La catégorie Fondations à Reims regroupe l'ensemble des études et travaux géotechniques nécessaires à la conception et à la réalisation des ouvrages porteurs d'un bâtiment. Elle couvre depuis la reconnaissance des sols jusqu'au dimensionnement des structures enterrées, en passant par le choix du type de fondation le mieux adapté au terrain. Dans une région marquée par une histoire géologique particulière et des risques naturels spécifiques, maîtriser cette étape est fondamental pour garantir la stabilité et la pérennité de toute construction, qu'il s'agisse d'une maison individuelle, d'un immeuble collectif ou d'un bâtiment industriel. Une étude de sol préalable, rendue obligatoire dans de nombreux cas, permet d'identifier les contraintes et d'éviter des désordres structurels coûteux, comme les fissurations dues aux tassements différentiels.
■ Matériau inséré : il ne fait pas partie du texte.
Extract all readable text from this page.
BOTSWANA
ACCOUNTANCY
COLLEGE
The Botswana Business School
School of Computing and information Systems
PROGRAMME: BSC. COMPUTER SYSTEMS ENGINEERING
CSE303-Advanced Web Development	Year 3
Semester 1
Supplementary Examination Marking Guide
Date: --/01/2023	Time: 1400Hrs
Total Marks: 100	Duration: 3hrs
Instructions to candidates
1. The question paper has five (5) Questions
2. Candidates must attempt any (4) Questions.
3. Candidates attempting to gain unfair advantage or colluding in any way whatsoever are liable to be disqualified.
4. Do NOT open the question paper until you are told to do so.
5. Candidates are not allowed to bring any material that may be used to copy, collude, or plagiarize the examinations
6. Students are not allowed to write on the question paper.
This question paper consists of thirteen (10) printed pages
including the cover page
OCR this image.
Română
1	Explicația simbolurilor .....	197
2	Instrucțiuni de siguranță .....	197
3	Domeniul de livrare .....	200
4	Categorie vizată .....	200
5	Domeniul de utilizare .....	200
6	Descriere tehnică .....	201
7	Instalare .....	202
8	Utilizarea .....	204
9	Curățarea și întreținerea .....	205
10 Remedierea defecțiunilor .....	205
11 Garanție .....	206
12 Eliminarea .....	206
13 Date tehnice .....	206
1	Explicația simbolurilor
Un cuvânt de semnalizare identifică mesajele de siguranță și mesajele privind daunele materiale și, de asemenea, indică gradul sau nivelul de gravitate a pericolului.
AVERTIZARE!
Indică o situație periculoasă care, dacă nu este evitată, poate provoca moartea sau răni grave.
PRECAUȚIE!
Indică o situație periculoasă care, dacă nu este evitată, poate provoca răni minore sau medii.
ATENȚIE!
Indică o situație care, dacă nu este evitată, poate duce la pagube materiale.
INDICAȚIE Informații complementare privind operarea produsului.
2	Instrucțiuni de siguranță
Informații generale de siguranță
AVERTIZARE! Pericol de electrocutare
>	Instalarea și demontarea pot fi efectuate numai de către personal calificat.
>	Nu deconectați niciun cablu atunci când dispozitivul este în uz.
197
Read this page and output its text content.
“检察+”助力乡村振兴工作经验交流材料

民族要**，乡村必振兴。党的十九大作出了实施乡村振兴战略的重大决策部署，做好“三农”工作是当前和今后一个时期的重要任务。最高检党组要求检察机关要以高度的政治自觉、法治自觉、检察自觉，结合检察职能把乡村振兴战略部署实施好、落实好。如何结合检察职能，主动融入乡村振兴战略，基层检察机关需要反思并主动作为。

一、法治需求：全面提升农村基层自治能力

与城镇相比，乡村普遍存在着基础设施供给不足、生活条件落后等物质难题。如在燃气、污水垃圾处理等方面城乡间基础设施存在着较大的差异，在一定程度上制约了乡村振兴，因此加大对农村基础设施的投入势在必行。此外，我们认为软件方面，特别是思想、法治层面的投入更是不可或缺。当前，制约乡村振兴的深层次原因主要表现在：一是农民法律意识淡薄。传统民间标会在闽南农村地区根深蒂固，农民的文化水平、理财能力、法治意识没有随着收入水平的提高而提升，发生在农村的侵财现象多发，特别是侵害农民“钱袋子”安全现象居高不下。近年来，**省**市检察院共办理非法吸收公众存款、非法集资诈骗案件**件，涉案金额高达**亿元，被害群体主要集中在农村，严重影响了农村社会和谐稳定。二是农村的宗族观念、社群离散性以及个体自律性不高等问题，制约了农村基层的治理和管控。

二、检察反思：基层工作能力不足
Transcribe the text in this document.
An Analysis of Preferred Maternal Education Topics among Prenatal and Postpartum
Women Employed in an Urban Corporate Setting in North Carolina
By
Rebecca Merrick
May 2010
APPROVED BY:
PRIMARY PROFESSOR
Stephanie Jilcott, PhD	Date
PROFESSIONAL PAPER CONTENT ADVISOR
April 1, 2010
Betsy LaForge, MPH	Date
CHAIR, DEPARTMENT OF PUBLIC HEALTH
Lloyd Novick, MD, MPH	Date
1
Le sous-sol rémois présente des caractéristiques qui influencent directement le choix des fondations. La ville repose en grande partie sur des formations crayeuses du Crétacé, la craie blanche et la craie marneuse, qui peuvent être localement altérées ou karstifiées, créant des risques de dissolution et d'effondrement. Dans les vallées de la Vesle et de ses affluents, des alluvions récentes, souvent argileuses ou tourbeuses, s'ajoutent à cette complexité. La présence d'argiles gonflantes, sujettes au phénomène de retrait-gonflement en fonction des variations hydriques, expose de nombreux secteurs à un aléa moyen à fort. Cette diversité géotechnique impose une adaptation rigoureuse des systèmes de fondation, rendant indispensable une conception de fondations superficielles précise ou le recours à des solutions profondes.
La réglementation française encadre strictement ces travaux, principalement via la norme NF P 94-261 pour le calcul des fondations superficielles et la norme NF P 94-262 pour les fondations profondes, toutes deux issues de l'Eurocode 7. La loi ELAN et le décret du 22 mai 2019 imposent une étude géotechnique de conception (mission G2) pour la vente de terrains constructibles dans les zones d'exposition au retrait-gonflement des argiles, ce qui concerne une grande partie de l'agglomération rémoise. Cette étude, réalisée par un bureau d'ingénierie qualifié, définit les principes de fondation à adopter pour prévenir les sinistres. Le respect de ces normes et missions (G1, G2, G3, G4) est non seulement une obligation légale mais aussi une condition d'assurabilité de l'ouvrage via la garantie décennale.
Les projets nécessitant une intervention experte en fondations sont extrêmement variés. Cela va de la construction d'une extension mitoyenne en centre-ville de Reims, où l'étroitesse du terrain et la proximité des avoisinants exigent des reprises en sous-œuvre délicates, à l'édification d'un entrepôt logistique sur la zone d'activités de Bezannes, où la portance du sol doit être vérifiée pour supporter de lourdes charges. Les maisons individuelles dans les quartiers résidentiels comme celui de la Neuvillette, souvent implantées sur des sols argileux sensibles, requièrent une attention particulière pour la conception de leurs semelles filantes. Chaque contexte appelle une solution technique spécifique, dimensionnée au plus juste pour allier sécurité et optimisation économique.
Une fondation superficielle, comme une semelle filante ou isolée, reporte les charges de la structure sur les couches de sol proches de la surface, à faible profondeur. Une fondation profonde, de type pieu ou micropieu, est utilisée lorsque le sol de surface n'a pas une portance suffisante et va chercher un horizon résistant plus en profondeur, traversant les couches médiocres.
Une grande partie de l'agglomération rémoise est classée en zone d'exposition moyenne à forte au retrait-gonflement des argiles. La loi ELAN et le décret de 2019 rendent obligatoire une étude géotechnique de conception (mission G2) pour toute vente de terrain constructible dans ces zones, afin de définir les fondations adaptées et prévenir les risques de fissuration.
Les signes les plus courants sont des fissures en escalier sur les murs, en particulier autour des ouvertures, des portes ou fenêtres qui coincent, des décollements entre cloisons et plafonds, ou encore des pentes anormales sur les planchers. Ces désordres sont souvent liés à des tassements différentiels du sol sous les fondations.
La conception et le calcul des fondations sont encadrés par l'application des Eurocodes, et plus précisément par les normes françaises NF P 94-261 pour les fondations superficielles et NF P 94-262 pour les fondations profondes. Ces textes définissent les méthodes de calcul et les coefficients de sécurité à appliquer en fonction de la nature du sol et de la structure.